Feelings are “biological responses to stimuli” according to a recent post in Psychology Today. Feelings can also be described as “intuitive messages telling you that something is out of harmony”. In other words, one minute you are feeling content and the next minute you are feeling super uncomfortable. What happened?
The key to figuring out what happened lies within the feeling itself. There are many “uncomfortable” feelings…anger, sadness, disappointment, envy, worry, etc. In addition to the uncomfortableness of the actual feeling, within it lies the secret to getting yourself back into harmony. Let’s look at an example…

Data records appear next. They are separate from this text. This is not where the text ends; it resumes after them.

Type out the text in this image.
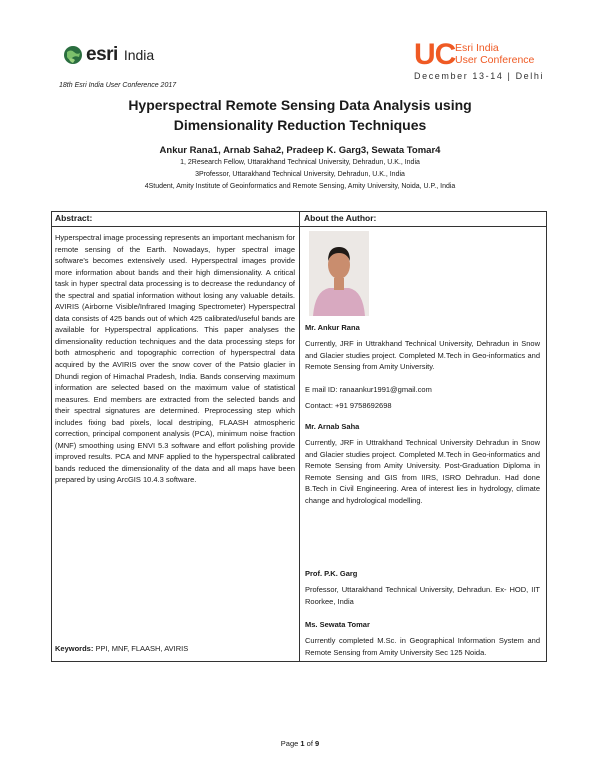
esri India	UC Esri India
User Conference
December 13-14 | Delhi
18th Esri India User Conference 2017
Hyperspectral Remote Sensing Data Analysis using
Dimensionality Reduction Techniques
Ankur Rana1, Arnab Saha2, Pradeep K. Garg3, Sewata Tomar4
1, 2Research Fellow, Uttarakhand Technical University, Dehradun, U.K., India
3Professor, Uttarakhand Technical University, Dehradun, U.K., India
4Student, Amity Institute of Geoinformatics and Remote Sensing, Amity University, Noida, U.P., India
Abstract:	About the Author:
Hyperspectral image processing represents an important mechanism for remote sensing of the Earth. Nowadays, hyper spectral image software's becomes extensively used. Hyperspectral images provide more information about bands and their high dimensionality. A critical task in hyper spectral data processing is to decrease the redundancy of the spectral and spatial information without losing any valuable details. AVIRIS (Airborne Visible/Infrared Imaging Spectrometer) Hyperspectral data consists of 425 bands out of which 425 calibrated/useful bands are available for Hyperspectral applications. This paper analyses the dimensionality reduction techniques and the data processing steps for both atmospheric and topographic correction of hyperspectral data acquired by the AVIRIS over the snow cover of the Patsio glacier in Dhundi region of Himachal Pradesh, India. Bands conserving maximum information are selected based on the maximum value of statistical measures. End members are extracted from the selected bands and their spectral signatures are determined. Preprocessing step which includes fixing bad pixels, local destriping, FLAASH atmospheric correction, principal component analysis (PCA), minimum noise fraction (MNF) smoothing using ENVI 5.3 software and effort polishing provide improved results. PCA and MNF applied to the hyperspectral calibrated bands reduced the dimensionality of the data and all maps have been prepared by using ArcGIS 10.4.3 software.
Keywords: PPI, MNF, FLAASH, AVIRIS
Mr. Ankur Rana
Currently, JRF in Uttrakhand Technical University, Dehradun in Snow and Glacier studies project. Completed M.Tech in Geo-informatics and Remote Sensing from Amity University.
E mail ID: ranaankur1991@gmail.com
Contact: +91 9758692698
Mr. Arnab Saha
Currently, JRF in Uttrakhand Technical University Dehradun in Snow and Glacier studies project. Completed M.Tech in Geo-informatics and Remote Sensing from Amity University. Post-Graduation Diploma in Remote Sensing and GIS from IIRS, ISRO Dehradun. Had done B.Tech in Civil Engineering. Area of interest lies in hydrology, climate change and hydrological modelling.
Prof. P.K. Garg
Professor, Uttarakhand Technical University, Dehradun. Ex- HOD, IIT Roorkee, India
Ms. Sewata Tomar
Currently completed M.Sc. in Geographical Information System and Remote Sensing from Amity University Sec 125 Noida.
Page 1 of 9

I was walking to my office the other day. The parking lot was extremely slippery. There was a man walking to his car. Just before reaching the car door, he slipped and fell into his car. The feeling…Embarrassment! He knew that I saw him slip. Right away, he started telling me that he knew the parking lot was slippery and that he was taking his time, but he hit a patch of black ice and slipped. This is the way most of us deal with our feelings. We start to explain, justify and rationalize them.
When we experience an uncomfortable feeling, like embarrassment, we can respond in one of two ways. We can defend ourselves with some type of defense mechanism, or we can listen to what the feeling is trying to tell us. We can feel the feeling and quickly take the action necessary to put ourselves back into harmony.
In the example of the slip on the ice, instead of trying to rationalize and explain the slip (a.k.a. why he wasn’t perfect), he could have accepted that of course it’s embarrassing to have someone witness him slip, feel how it feels to be embarrassed, have a good laugh at himself and then be extremely grateful that he didn’t get hurt. Instead of defending himself by explaining the situation away, he could have just given me a little smile, said “Whew!” and went on his merry way.
Can you feel the difference between explaining away the uncomfortable feeling vs. feeling it, accepting it, releasing it and getting back into harmony as a result?